Her screen career peaked after the war, in 1953, when she starred alongside Kenneth More, Kay Kendall and John Gregson in the hugely popular hit comedy Genevieve. Following her divorce from Hanley in 1952, she wed Sir John Davis, the President of the Rank Organization. At his insistence, she abruptly retired from the screen, but the loss of her career placed an enormous strain on their marriage that would ultimately bring about their divorce eleven years later. Two more marriages would follow, with Dinah outliving both husbands. She died peacefully at home in 2012 at the ripe old age of ninety-two.
DINAH SHORE (1916-94)
She was born Frances ‘Fanny’ Rose Shore in Winchester, Tennessee in the middle of World War One. Both parents were Russian-born Jews. After overcoming polio at eighteen months of age, she eventually took voice and acting lessons in her teen years and sang on radio station WSM in Nashville. In 1938, she headed for New York City and made her first recordings, singing with bandleader Xavier Cugat, and changed her name to Dinah after successfully recording a song of the same name.
Dinah & husband George Montgomery
Already an established recording artist when the USA entered WW2, she soon became a favorite with American troops as the war got into full swing, later earning the USO Medallion Award as the first entertainer to visit GIs on the front lines during the war. She participated in Command Performance Programs for Armed Forces Radio and traveled to Europe to entertain the troops personally. Dinah was also a regular at the Hollywood Canteen. In 1943, she married actor George Montgomery, a union that survived twenty years and produced two children.
Performing for the troops WW2
When engineers assigned to the 4th Infantry Division were ordered to build bridges across the Seine River shortly after D-Day, they were treated to an hour’s break in construction so that they could attend a concert put on by her in person. They dubbed the structure they were working on ‘The Dinah Shore Bridge’ in her honor. She often sang in cow pastures for front-line troops on what became known as the ‘Moo Circuit’. Dinah performed in person, on radio and on record with numerous British and American stars, including Major Glenn Miller and his Army Air Force Band.
Dinah & Burt Reynolds
After divorcing Montgomery, Dinah enjoyed several affairs. According to George Jacobs, (Frank Sinatra’s long-time valet), in his biography about his boss titled Mr. S, Old Blue Eyes and Dinah had a lengthy and intimate relationship in the 1950s while she was still wed to Montgomery. In the sixties she was involved at various times with comedian Dick Martin, singer Eddie Fisher and Australian actor Rod Taylor. Then, of course, there was her much-publicized four-year romance during the 1970s with actor Burt Reynolds who was twenty years her junior.
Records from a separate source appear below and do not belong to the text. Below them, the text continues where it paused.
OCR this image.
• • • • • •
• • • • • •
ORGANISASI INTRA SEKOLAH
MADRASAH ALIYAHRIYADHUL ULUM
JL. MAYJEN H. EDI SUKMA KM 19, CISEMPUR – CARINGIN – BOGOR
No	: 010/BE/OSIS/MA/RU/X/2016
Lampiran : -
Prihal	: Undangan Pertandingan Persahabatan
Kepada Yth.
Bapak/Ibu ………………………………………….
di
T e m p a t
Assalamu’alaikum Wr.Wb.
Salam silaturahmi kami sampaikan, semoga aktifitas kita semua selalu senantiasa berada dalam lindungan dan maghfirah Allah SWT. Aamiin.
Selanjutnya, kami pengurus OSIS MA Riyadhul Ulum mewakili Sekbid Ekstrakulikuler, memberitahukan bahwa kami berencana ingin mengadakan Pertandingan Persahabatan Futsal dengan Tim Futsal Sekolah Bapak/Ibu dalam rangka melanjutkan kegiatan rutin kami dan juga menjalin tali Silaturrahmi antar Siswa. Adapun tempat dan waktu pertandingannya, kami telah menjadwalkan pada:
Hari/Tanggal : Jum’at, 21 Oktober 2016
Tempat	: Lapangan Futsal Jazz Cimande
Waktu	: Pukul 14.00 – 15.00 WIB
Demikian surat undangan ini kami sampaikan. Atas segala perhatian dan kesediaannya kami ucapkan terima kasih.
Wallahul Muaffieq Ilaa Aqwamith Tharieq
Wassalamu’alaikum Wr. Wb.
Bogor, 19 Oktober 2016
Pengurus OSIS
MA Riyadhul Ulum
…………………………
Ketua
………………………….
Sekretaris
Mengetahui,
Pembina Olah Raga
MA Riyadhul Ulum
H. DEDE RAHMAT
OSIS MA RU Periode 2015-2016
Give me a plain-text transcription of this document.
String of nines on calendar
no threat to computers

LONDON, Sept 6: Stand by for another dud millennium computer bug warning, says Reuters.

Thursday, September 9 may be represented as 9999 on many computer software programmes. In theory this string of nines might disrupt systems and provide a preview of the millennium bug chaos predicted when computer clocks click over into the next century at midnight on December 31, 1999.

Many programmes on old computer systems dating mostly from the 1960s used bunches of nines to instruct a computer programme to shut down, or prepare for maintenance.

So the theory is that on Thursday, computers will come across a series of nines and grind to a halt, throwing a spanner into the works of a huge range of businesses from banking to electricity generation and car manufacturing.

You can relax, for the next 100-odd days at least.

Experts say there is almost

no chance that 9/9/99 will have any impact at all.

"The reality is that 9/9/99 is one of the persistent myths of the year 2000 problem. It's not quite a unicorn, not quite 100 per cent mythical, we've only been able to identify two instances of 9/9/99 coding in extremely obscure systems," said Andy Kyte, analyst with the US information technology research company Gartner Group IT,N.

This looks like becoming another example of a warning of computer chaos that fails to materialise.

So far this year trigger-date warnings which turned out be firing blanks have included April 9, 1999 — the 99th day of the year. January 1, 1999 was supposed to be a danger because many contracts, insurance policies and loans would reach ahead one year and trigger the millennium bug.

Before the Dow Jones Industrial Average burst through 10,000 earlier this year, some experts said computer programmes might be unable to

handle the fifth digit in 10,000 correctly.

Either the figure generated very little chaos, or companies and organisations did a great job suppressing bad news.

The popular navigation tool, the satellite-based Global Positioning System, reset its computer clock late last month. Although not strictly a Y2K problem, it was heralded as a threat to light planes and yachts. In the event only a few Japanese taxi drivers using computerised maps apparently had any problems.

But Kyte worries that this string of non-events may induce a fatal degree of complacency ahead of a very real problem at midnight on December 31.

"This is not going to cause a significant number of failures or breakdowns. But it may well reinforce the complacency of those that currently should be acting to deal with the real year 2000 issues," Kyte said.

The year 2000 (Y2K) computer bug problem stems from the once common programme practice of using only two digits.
After that relationship cooled, her name was linked with other younger men – Wayne Rogers (who played Trapper in TV’s M.A.S.H. series), singer Andy Williams and former Tarzan actor Ron Ely. In the spring of 1993, she was diagnosed with ovarian cancer. This much-admired lady of movies, television and records died in February 1994, five days before her 78th birthday. Ex-husband George and their two children were at her bedside at the end.